Over the past year, Marks has advocated positioning on the more defensive side. “I thought asset prices were reasonable given where interest rates were, but I thought interest rates would go up, which meant prices would go down.”

Financial markets have sold off as the Federal Reserve has begun to sharply raise interest rates, piling pressure on treasurers across the globe. Borrowing costs have shot higher, with yields on highly rated corporate debt in the US averaging 4.72 per cent this week, double the level at the end of 2021.

For riskier groups rated junk by the major credit rating agencies, yields are now above 8.5 per cent, up from 4.32 per cent.

Oaktree, which sold itself to Canadian infrastructure group Brookfield at a near $8bn valuation in 2019, is one of the oldest specialists in chasing companies for unpaid debts. Marks said that while he expected the number of corporate bankruptcies to increase — following a period in developed markets where abundant cheap money from central banks has kept them low — he did not think this would reach double-digit levels like it did in previous crises.

Companies have taken advantage of low interest rates to lock in cheap financing during the pandemic, he said.

The bulk of Oaktree’s assets are managed in credit strategies but it also has much smaller divisions in real assets, listed equity and private equity. Marks questioned whether the average private equity fund could consistently outperform listed markets, and said leverage contributed a large part of the sector’s returns.

“Maybe the best private equity funds really do outperform, or maybe the rest do so in brief periods,” he said. “But you can’t talk about private equity outperformance over the long term based on the average private equity firm and the research that I’ve seen. Yes, private equity has produced very good returns in the last few bullish years. But given their leverage, shouldn’t that be expected in such a period?”

Until this year, and barring a sharp sell-off at the start of the pandemic, US equities were in a decade-long bull market, which Marks said had bred complacency. “When things are going well, people don’t worry about the downside. And they push into new areas that they have never been in before.”

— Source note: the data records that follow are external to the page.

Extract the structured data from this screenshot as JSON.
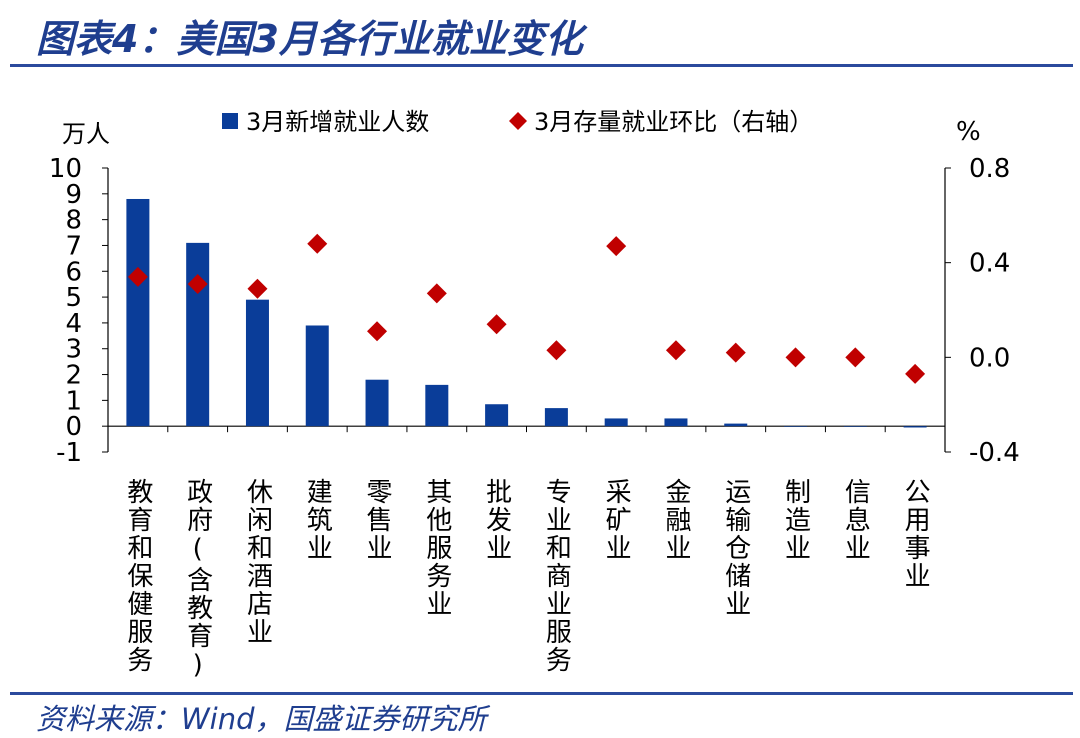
{
  "title": "图表4：美国3月各行业就业变化",
  "source": "资料来源：Wind，国盛证券研究所",
  "colors": {
    "bar": "#0a3d99",
    "diamond": "#c00000",
    "title": "#1f3e8f",
    "rule": "#2b4a9d"
  },
  "chart_data": {
    "type": "bar",
    "categories": [
      "教育和保健服务",
      "政府(含教育)",
      "休闲和酒店业",
      "建筑业",
      "零售业",
      "其他服务业",
      "批发业",
      "专业和商业服务",
      "采矿业",
      "金融业",
      "运输仓储业",
      "制造业",
      "信息业",
      "公用事业"
    ],
    "series": [
      {
        "name": "3月新增就业人数",
        "type": "bar",
        "axis": "left",
        "values": [
          8.8,
          7.1,
          4.9,
          3.9,
          1.8,
          1.6,
          0.85,
          0.7,
          0.3,
          0.3,
          0.1,
          0.0,
          0.0,
          -0.05
        ]
      },
      {
        "name": "3月存量就业环比（右轴）",
        "type": "scatter",
        "axis": "right",
        "values": [
          0.34,
          0.31,
          0.29,
          0.48,
          0.11,
          0.27,
          0.14,
          0.03,
          0.47,
          0.03,
          0.02,
          0.0,
          0.0,
          -0.07
        ]
      }
    ],
    "y_left": {
      "unit": "万人",
      "min": -1,
      "max": 10,
      "ticks": [
        "-1",
        "0",
        "1",
        "2",
        "3",
        "4",
        "5",
        "6",
        "7",
        "8",
        "9",
        "10"
      ]
    },
    "y_right": {
      "unit": "%",
      "min": -0.4,
      "max": 0.8,
      "ticks": [
        "-0.4",
        "0.0",
        "0.4",
        "0.8"
      ]
    },
    "legend": [
      "3月新增就业人数",
      "3月存量就业环比（右轴）"
    ]
  }
}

He pointed to areas such as private assets, where mainstream investors in stocks and bonds have expanded, some with seemingly little concerns for matching fund liquidity with the underlying assets. “That’s bull market behaviour,” said Marks. “But when you get withdrawals in an illiquid market with declining values, those funds melt down.”

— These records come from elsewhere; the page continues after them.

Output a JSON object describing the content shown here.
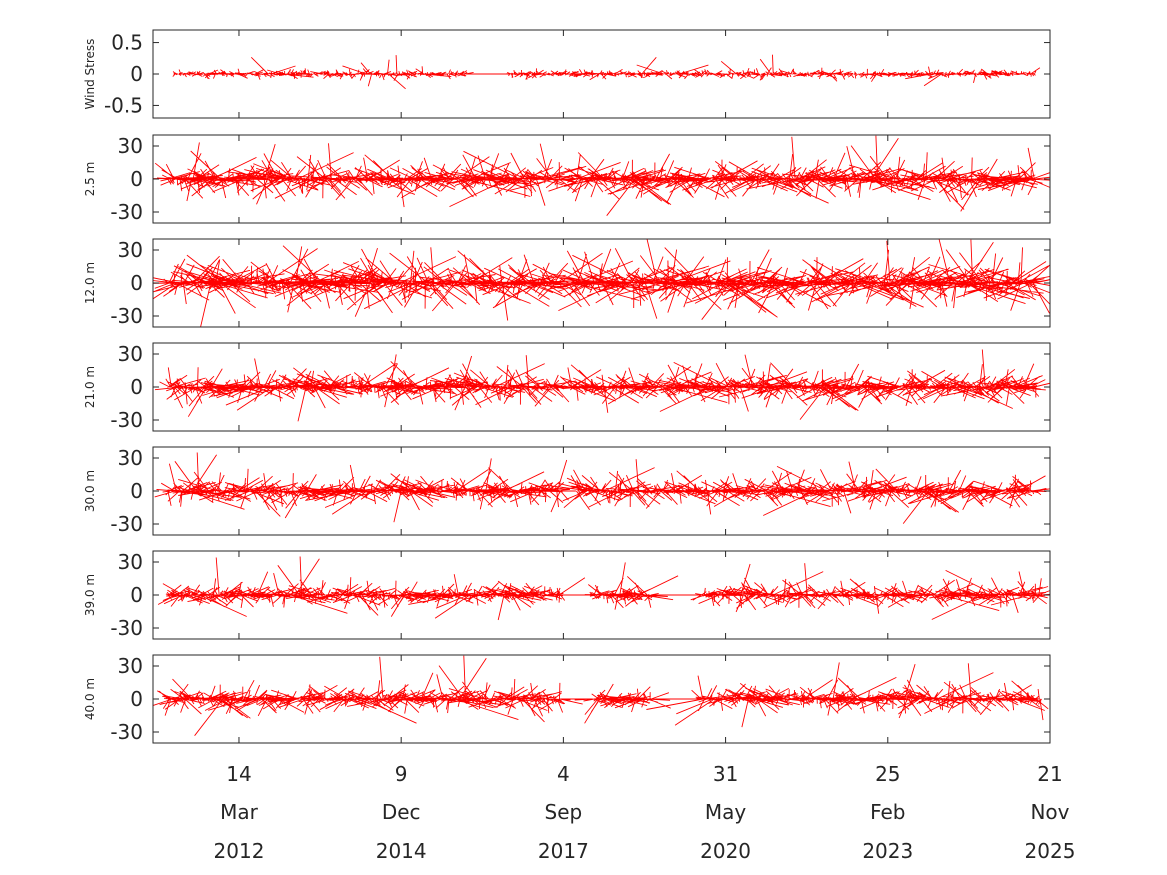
{
  "chart_data": {
    "type": "stick",
    "x_axis": {
      "range": [
        "2010-10-01",
        "2025-11-21"
      ],
      "ticks": [
        {
          "date": "2012-03-14",
          "day": "14",
          "month": "Mar",
          "year": "2012"
        },
        {
          "date": "2014-12-09",
          "day": "9",
          "month": "Dec",
          "year": "2014"
        },
        {
          "date": "2017-09-04",
          "day": "4",
          "month": "Sep",
          "year": "2017"
        },
        {
          "date": "2020-05-31",
          "day": "31",
          "month": "May",
          "year": "2020"
        },
        {
          "date": "2023-02-25",
          "day": "25",
          "month": "Feb",
          "year": "2023"
        },
        {
          "date": "2025-11-21",
          "day": "21",
          "month": "Nov",
          "year": "2025"
        }
      ]
    },
    "panels": [
      {
        "ylabel": "Wind Stress",
        "ylim": [
          -0.7,
          0.7
        ],
        "yticks": [
          0.5,
          0,
          -0.5
        ],
        "ytick_labels": [
          "0.5",
          "0",
          "-0.5"
        ],
        "segments": [
          [
            "2011-02-15",
            "2016-01-15"
          ],
          [
            "2016-10-05",
            "2025-08-20"
          ]
        ],
        "gaps": [
          [
            "2016-01-15",
            "2016-10-05"
          ]
        ],
        "typical_amplitude": 0.05,
        "max_amplitude": 0.35
      },
      {
        "ylabel": "2.5 m",
        "ylim": [
          -40,
          40
        ],
        "yticks": [
          30,
          0,
          -30
        ],
        "ytick_labels": [
          "30",
          "0",
          "-30"
        ],
        "segments": [
          [
            "2011-01-01",
            "2017-08-20"
          ],
          [
            "2017-11-15",
            "2025-09-01"
          ]
        ],
        "gaps": [
          [
            "2017-08-20",
            "2017-11-15"
          ]
        ],
        "typical_amplitude": 12,
        "max_amplitude": 45
      },
      {
        "ylabel": "12.0 m",
        "ylim": [
          -40,
          40
        ],
        "yticks": [
          30,
          0,
          -30
        ],
        "ytick_labels": [
          "30",
          "0",
          "-30"
        ],
        "segments": [
          [
            "2011-01-01",
            "2017-08-20"
          ],
          [
            "2017-10-01",
            "2025-09-01"
          ]
        ],
        "gaps": [
          [
            "2017-08-20",
            "2017-10-01"
          ]
        ],
        "typical_amplitude": 16,
        "max_amplitude": 45
      },
      {
        "ylabel": "21.0 m",
        "ylim": [
          -40,
          40
        ],
        "yticks": [
          30,
          0,
          -30
        ],
        "ytick_labels": [
          "30",
          "0",
          "-30"
        ],
        "segments": [
          [
            "2011-01-01",
            "2017-08-20"
          ],
          [
            "2017-10-01",
            "2025-09-01"
          ]
        ],
        "gaps": [
          [
            "2017-08-20",
            "2017-10-01"
          ]
        ],
        "typical_amplitude": 11,
        "max_amplitude": 40
      },
      {
        "ylabel": "30.0 m",
        "ylim": [
          -40,
          40
        ],
        "yticks": [
          30,
          0,
          -30
        ],
        "ytick_labels": [
          "30",
          "0",
          "-30"
        ],
        "segments": [
          [
            "2011-01-01",
            "2017-08-20"
          ],
          [
            "2017-11-20",
            "2025-09-01"
          ]
        ],
        "gaps": [
          [
            "2017-08-20",
            "2017-11-20"
          ]
        ],
        "typical_amplitude": 10,
        "max_amplitude": 40
      },
      {
        "ylabel": "39.0 m",
        "ylim": [
          -40,
          40
        ],
        "yticks": [
          30,
          0,
          -30
        ],
        "ytick_labels": [
          "30",
          "0",
          "-30"
        ],
        "segments": [
          [
            "2011-01-01",
            "2017-08-20"
          ],
          [
            "2018-03-01",
            "2019-03-01"
          ],
          [
            "2020-01-01",
            "2025-10-01"
          ]
        ],
        "gaps": [
          [
            "2017-08-20",
            "2018-03-01"
          ],
          [
            "2019-03-01",
            "2020-01-01"
          ]
        ],
        "typical_amplitude": 8,
        "max_amplitude": 40
      },
      {
        "ylabel": "40.0 m",
        "ylim": [
          -40,
          40
        ],
        "yticks": [
          30,
          0,
          -30
        ],
        "ytick_labels": [
          "30",
          "0",
          "-30"
        ],
        "segments": [
          [
            "2011-01-01",
            "2017-08-20"
          ],
          [
            "2018-03-01",
            "2019-03-01"
          ],
          [
            "2020-01-01",
            "2025-10-01"
          ]
        ],
        "gaps": [
          [
            "2017-08-20",
            "2018-03-01"
          ],
          [
            "2019-03-01",
            "2020-01-01"
          ]
        ],
        "typical_amplitude": 9,
        "max_amplitude": 45
      }
    ],
    "series_color": "#ff0000",
    "grid": false,
    "legend": "none"
  }
}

Marks argued the same psychological dynamics had driven investors into cryptocurrencies.

“The hotter the environment, the more people look at something like crypto and they go from saying it’s possible it will work to it’s sure it will work. And that’s when you get in trouble.”

He admitted he “did not know enough about cryptocurrencies to know if it’s going to work or not” but said he was sceptical because it was impossible to value them: “I believe that assets that don’t have cash flow don’t have intrinsic value . . . a good part of the value has to be conceptual and future oriented.”

Oaktree’s most high-profile recent deals have been in China, where it seized two crown jewel real estate projects from property developer Evergrande after it defaulted on $1bn of loans from Oaktree. Marks said Oaktree had not yet sold the two sites — Project Castle in Hong Kong and “Venice” on the mainland — but that “the process is going as it should. We’re in control of the assets, and we’re very optimistic”.

Marks said that Beijing’s zero-Covid policy was hurting Shanghai’s ambitions as a global financial centre: “you can’t put an economy into a coma and expect vigorous activity.”